The provided code initializes a tokenizer associated with our LLAMA 2 model. The `AutoTokenizer.from_pretrained` method from the HuggingFace library simplifies this process by fetching the appropriate tokenizer based on the given `model_id`.

Once initialized, this tokenizer can be used to convert questions, paragraphs, or any textual data into a format suitable for our model. Understanding and using a tokenizer correctly is vital, as it ensures that our model receives data in a format it's trained to understand.

For a deep dive into tokenization and its importance, you can refer to the HuggingFace documentation on tokenizers.

In [12]:
# Setup a tokenizer

tokenizer = transformers.AutoTokenizer.from_pretrained(
    model_id,
    use_auth_token=HF_TOKEN
)


(…)at-hf/resolve/main/tokenizer_config.json:   0%|          | 0.00/1.62k [00:00<?, ?B/s]

tokenizer.model:   0%|          | 0.00/500k [00:00<?, ?B/s]

(…)-13b-chat-hf/resolve/main/tokenizer.json:   0%|          | 0.00/1.84M [00:00<?, ?B/s]

(…)-hf/resolve/main/special_tokens_map.json:   0%|          | 0.00/414 [00:00<?, ?B/s]

#### Language Model Pipeline for Text Generation
Creating an efficient pipeline is fundamental for streamlined model inference. The provided code sets up a text generation pipeline using the loaded LLAMA 2 model and its corresponding tokenizer.

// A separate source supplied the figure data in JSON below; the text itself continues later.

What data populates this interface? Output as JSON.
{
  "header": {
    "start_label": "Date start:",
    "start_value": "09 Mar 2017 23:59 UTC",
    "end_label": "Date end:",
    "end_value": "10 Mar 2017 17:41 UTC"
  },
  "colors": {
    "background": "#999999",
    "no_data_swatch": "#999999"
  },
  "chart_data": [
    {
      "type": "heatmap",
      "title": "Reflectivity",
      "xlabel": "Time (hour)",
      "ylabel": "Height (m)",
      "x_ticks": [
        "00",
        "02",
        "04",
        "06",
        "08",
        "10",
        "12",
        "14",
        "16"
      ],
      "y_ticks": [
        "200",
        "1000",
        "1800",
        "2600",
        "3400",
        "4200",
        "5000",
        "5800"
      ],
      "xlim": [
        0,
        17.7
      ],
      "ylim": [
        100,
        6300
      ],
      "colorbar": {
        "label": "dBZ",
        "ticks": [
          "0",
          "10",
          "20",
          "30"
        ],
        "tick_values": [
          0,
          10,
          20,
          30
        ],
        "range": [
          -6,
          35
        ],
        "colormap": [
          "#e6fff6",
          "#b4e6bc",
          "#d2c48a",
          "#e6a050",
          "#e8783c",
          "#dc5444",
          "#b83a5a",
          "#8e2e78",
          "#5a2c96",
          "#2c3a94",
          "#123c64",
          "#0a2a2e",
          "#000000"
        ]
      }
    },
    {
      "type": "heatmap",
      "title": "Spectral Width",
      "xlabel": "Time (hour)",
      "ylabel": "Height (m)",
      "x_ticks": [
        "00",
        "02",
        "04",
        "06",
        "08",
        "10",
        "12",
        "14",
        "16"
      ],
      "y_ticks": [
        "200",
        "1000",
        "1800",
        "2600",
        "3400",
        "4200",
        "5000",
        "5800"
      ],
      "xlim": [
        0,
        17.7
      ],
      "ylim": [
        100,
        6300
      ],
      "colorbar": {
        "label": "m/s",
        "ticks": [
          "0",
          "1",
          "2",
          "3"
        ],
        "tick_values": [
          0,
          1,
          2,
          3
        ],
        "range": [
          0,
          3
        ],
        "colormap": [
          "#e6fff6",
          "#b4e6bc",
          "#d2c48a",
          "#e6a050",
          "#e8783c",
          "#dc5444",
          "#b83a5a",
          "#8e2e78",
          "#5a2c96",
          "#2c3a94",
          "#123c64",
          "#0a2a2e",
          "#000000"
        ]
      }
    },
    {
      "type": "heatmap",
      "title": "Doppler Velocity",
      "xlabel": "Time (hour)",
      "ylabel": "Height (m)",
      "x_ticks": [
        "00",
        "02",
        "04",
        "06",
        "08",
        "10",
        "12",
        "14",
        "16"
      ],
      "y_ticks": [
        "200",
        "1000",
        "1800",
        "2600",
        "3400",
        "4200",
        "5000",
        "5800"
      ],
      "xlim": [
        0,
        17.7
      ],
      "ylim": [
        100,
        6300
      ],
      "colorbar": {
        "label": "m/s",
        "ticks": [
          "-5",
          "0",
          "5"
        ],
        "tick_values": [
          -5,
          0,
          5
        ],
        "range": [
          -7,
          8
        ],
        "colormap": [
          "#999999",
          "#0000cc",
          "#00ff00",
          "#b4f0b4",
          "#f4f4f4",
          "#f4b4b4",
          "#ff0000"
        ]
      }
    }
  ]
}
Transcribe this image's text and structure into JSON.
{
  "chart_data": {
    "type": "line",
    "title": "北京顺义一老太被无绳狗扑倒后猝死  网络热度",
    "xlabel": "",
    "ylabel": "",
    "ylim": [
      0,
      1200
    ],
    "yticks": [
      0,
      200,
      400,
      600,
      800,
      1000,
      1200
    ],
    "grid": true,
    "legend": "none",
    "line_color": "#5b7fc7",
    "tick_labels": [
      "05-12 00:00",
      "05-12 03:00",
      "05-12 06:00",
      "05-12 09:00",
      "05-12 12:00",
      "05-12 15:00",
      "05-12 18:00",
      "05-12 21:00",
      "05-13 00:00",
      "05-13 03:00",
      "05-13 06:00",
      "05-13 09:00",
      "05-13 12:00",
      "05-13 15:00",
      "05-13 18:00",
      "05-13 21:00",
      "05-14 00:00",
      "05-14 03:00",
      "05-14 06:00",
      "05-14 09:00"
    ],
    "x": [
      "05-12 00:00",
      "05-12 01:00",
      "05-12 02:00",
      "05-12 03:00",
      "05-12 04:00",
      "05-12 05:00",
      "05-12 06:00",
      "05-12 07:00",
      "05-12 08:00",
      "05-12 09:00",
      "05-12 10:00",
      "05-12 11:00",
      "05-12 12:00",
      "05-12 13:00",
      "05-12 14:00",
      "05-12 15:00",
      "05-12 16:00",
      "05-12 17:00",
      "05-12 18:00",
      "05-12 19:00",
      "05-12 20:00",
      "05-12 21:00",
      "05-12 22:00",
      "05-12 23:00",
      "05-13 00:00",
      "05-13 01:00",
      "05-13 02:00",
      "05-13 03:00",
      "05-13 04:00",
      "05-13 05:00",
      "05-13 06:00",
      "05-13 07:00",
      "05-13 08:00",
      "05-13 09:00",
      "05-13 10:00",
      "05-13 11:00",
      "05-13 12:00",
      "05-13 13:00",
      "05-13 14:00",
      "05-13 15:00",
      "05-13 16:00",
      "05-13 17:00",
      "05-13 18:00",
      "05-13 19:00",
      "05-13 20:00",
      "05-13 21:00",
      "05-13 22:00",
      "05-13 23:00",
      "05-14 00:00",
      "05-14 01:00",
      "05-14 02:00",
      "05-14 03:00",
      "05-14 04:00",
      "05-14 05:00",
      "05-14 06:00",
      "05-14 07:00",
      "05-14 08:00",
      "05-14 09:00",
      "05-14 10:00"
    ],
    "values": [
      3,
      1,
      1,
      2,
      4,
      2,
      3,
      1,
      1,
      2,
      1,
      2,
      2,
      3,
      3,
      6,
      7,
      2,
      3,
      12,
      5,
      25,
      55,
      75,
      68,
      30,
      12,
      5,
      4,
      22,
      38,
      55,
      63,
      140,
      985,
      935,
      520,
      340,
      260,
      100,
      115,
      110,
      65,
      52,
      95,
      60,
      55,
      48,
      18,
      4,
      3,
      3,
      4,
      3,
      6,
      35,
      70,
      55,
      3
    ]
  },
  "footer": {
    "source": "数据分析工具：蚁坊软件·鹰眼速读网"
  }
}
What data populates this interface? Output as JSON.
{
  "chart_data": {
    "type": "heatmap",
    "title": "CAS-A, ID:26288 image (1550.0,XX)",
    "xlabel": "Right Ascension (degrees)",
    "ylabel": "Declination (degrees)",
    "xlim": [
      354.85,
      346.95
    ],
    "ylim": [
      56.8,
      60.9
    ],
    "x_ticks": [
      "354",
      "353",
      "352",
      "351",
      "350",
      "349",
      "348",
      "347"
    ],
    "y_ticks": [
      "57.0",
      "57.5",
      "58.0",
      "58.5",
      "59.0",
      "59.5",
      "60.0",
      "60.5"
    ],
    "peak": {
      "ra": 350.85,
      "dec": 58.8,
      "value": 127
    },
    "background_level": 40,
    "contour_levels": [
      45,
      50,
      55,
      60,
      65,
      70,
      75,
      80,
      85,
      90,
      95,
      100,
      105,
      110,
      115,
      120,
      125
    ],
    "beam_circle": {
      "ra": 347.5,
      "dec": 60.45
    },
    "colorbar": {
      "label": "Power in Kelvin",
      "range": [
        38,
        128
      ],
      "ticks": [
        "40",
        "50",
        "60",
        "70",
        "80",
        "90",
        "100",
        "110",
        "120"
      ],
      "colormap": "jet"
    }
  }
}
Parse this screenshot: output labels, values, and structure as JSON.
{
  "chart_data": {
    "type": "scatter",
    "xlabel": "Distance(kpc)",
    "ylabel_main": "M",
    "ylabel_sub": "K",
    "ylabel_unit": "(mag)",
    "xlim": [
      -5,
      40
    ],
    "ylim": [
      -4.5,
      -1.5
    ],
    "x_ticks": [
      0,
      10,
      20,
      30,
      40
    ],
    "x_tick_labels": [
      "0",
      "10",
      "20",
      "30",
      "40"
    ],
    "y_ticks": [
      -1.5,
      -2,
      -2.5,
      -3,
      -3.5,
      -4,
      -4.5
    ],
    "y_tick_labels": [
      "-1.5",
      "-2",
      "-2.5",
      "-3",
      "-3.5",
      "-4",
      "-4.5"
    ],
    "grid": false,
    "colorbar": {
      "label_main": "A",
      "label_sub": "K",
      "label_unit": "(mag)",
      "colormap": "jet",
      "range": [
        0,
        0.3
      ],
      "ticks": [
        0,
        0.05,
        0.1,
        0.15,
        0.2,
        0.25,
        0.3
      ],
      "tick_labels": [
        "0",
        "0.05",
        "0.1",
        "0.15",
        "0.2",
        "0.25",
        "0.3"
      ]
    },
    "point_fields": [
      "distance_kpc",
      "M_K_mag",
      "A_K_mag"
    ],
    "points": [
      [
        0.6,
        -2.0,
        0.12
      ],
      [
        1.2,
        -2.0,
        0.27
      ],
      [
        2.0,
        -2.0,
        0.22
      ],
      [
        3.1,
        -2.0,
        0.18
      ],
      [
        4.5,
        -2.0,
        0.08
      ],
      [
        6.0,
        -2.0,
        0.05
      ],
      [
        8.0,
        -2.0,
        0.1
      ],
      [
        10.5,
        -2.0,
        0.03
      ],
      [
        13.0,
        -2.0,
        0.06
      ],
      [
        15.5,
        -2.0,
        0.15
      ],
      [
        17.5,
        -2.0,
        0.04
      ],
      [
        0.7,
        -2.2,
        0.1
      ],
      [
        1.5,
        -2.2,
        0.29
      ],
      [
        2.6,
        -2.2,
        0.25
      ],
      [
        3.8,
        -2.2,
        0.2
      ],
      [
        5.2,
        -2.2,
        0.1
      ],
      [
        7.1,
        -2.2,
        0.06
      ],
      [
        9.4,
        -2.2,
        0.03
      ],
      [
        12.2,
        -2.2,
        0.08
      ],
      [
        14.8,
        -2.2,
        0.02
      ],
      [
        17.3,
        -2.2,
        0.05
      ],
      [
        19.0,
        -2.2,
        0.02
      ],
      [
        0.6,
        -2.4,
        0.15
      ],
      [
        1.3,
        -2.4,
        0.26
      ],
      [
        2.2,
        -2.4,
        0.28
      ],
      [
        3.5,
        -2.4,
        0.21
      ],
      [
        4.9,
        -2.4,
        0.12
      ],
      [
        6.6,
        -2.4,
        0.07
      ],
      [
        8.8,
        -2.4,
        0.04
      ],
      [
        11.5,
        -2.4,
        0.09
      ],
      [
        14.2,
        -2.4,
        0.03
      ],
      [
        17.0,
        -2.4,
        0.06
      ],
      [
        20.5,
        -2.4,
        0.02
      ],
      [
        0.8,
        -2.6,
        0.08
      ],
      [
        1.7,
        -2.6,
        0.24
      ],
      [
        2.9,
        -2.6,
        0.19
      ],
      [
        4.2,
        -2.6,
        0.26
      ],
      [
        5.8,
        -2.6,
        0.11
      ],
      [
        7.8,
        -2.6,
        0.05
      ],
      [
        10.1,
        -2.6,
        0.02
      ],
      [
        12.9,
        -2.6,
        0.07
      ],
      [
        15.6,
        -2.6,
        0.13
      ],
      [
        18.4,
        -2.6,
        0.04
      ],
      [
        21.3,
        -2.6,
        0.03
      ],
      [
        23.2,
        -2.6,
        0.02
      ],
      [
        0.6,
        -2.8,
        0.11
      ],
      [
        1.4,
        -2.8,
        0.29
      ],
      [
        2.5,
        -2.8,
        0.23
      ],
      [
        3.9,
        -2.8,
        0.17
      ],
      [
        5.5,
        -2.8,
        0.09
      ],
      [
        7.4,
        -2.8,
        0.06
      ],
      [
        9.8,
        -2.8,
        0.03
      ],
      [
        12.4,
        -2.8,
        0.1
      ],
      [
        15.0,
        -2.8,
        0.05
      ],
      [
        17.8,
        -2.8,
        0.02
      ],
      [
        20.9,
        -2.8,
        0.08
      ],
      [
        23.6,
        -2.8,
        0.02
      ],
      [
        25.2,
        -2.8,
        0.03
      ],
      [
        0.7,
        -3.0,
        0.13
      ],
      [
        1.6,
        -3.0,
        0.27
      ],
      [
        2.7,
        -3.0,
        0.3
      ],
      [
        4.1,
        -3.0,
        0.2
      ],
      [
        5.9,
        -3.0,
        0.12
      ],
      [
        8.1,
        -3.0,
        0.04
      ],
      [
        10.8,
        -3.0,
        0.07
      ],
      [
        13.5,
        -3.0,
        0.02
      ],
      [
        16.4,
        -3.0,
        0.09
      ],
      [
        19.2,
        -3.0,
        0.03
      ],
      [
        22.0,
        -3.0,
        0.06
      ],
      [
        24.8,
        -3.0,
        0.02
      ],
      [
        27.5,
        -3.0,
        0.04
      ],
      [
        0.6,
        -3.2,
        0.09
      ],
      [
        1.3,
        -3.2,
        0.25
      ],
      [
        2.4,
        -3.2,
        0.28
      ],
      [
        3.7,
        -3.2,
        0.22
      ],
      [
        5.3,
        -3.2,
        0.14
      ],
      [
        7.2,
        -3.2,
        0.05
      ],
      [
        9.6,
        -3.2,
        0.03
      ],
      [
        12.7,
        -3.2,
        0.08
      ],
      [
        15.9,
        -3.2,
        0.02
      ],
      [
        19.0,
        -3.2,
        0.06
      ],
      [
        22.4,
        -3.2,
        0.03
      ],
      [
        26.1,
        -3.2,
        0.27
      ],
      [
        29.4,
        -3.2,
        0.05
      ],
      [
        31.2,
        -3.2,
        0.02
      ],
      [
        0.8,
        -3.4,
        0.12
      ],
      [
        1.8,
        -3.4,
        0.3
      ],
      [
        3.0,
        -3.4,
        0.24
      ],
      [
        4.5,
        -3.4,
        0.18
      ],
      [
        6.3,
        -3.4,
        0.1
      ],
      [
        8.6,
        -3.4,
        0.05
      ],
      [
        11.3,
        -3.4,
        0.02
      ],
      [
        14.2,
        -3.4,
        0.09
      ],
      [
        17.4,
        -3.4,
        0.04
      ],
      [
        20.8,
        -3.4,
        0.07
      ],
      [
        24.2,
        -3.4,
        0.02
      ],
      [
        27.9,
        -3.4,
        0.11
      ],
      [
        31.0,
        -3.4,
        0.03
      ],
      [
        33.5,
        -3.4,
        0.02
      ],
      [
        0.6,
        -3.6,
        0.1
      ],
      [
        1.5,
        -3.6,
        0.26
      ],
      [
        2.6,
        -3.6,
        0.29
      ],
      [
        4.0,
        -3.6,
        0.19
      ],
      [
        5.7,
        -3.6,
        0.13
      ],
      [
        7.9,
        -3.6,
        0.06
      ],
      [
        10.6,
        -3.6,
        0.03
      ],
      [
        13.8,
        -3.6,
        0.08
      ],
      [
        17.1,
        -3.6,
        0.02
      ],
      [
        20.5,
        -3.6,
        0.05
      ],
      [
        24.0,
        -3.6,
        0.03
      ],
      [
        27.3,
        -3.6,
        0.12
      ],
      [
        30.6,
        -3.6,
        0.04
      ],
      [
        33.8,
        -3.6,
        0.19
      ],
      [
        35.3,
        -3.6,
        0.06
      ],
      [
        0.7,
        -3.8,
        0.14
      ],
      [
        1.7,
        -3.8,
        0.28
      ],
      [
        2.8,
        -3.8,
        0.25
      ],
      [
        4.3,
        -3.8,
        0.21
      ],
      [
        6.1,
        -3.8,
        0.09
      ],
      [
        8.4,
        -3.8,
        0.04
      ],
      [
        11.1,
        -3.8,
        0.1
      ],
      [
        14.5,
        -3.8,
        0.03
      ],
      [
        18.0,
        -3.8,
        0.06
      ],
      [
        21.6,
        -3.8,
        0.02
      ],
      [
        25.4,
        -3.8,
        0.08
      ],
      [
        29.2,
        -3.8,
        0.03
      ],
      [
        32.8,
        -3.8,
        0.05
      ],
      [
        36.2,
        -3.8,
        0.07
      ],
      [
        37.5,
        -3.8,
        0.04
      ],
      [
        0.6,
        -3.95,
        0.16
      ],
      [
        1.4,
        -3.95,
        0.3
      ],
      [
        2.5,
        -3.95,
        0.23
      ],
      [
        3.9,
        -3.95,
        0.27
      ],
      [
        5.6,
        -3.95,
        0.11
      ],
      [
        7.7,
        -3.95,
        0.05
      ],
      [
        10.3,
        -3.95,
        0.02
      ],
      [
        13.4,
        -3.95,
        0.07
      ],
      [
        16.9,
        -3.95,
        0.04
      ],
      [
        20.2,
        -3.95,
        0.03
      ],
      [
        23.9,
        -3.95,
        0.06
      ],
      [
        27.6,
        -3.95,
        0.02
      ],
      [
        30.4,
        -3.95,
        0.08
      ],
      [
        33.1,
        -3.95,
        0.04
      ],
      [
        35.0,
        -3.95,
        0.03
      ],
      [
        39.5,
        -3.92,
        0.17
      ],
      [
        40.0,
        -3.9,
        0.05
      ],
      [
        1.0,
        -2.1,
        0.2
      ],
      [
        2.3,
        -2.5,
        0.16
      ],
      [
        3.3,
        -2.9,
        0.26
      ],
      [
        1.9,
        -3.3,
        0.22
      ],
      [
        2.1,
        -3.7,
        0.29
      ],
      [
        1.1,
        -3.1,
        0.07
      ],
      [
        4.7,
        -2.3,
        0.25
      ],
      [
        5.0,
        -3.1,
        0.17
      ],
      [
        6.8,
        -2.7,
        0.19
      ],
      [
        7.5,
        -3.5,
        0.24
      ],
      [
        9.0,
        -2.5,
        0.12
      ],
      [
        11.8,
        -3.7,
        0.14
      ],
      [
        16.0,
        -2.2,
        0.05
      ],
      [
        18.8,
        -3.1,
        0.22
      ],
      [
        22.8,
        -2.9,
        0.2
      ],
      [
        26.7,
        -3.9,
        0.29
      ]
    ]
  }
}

Here's a brief overview of the key components:

*    Pipeline: A utility from HuggingFace, which simplifies the process of input processing, model inference, and output post-processing into a single callable function.

*    Important parameters:

  *    `temperature`: It influences the randomness of the model's output. A value closer to 0 makes the output more deterministic (and hence, less diverse), while a value closer to 1 allows for more variation.
  *    `max_new_tokens`: This limits the length of the generated response, ensuring the model doesn't produce overly long outputs.
  *    `repetition_penalty`: A mechanism to prevent the model from repeating phrases or words in its response. A value greater than 1 penalizes repeated content.


The final two lines cater to a practical concern: enabling batching for inference. This ensures efficient GPU utilization when processing multiple inputs simultaneously.

Setting up such a pipeline is invaluable, especially when wanting to interact with the model iteratively or for batch processing, as it encapsulates the complexity of the underlying processes.

For more details on HuggingFace's pipeline utility, visit this [link](https://huggingface.co/docs/transformers/main_classes/pipelines).

In [13]:
# LLM pipeline

generator = transformers.pipeline(
    model=model,
    tokenizer=tokenizer,
    return_full_text=False,
    task='text-generation',
    temperature=0.1,  # 'randomness' of outputs, 0.0 is the min and 1.0 the max
    max_new_tokens=512,  # mex number of tokens to generate in the output
    repetition_penalty=1.1  # without this output begins repeating
)

# Necessary to enable batching for inference
generator.tokenizer.pad_token_id = generator.model.config.eos_token_id

Now, let's ask LLAMA2 one of the questions in our dataset and see how it responds.

In [18]:
# Simple LLM inference with HuggingFace

question = df.iloc[2]['Question']

prompt=f"{question}\nAnswer in a short sentence, without explaining too much."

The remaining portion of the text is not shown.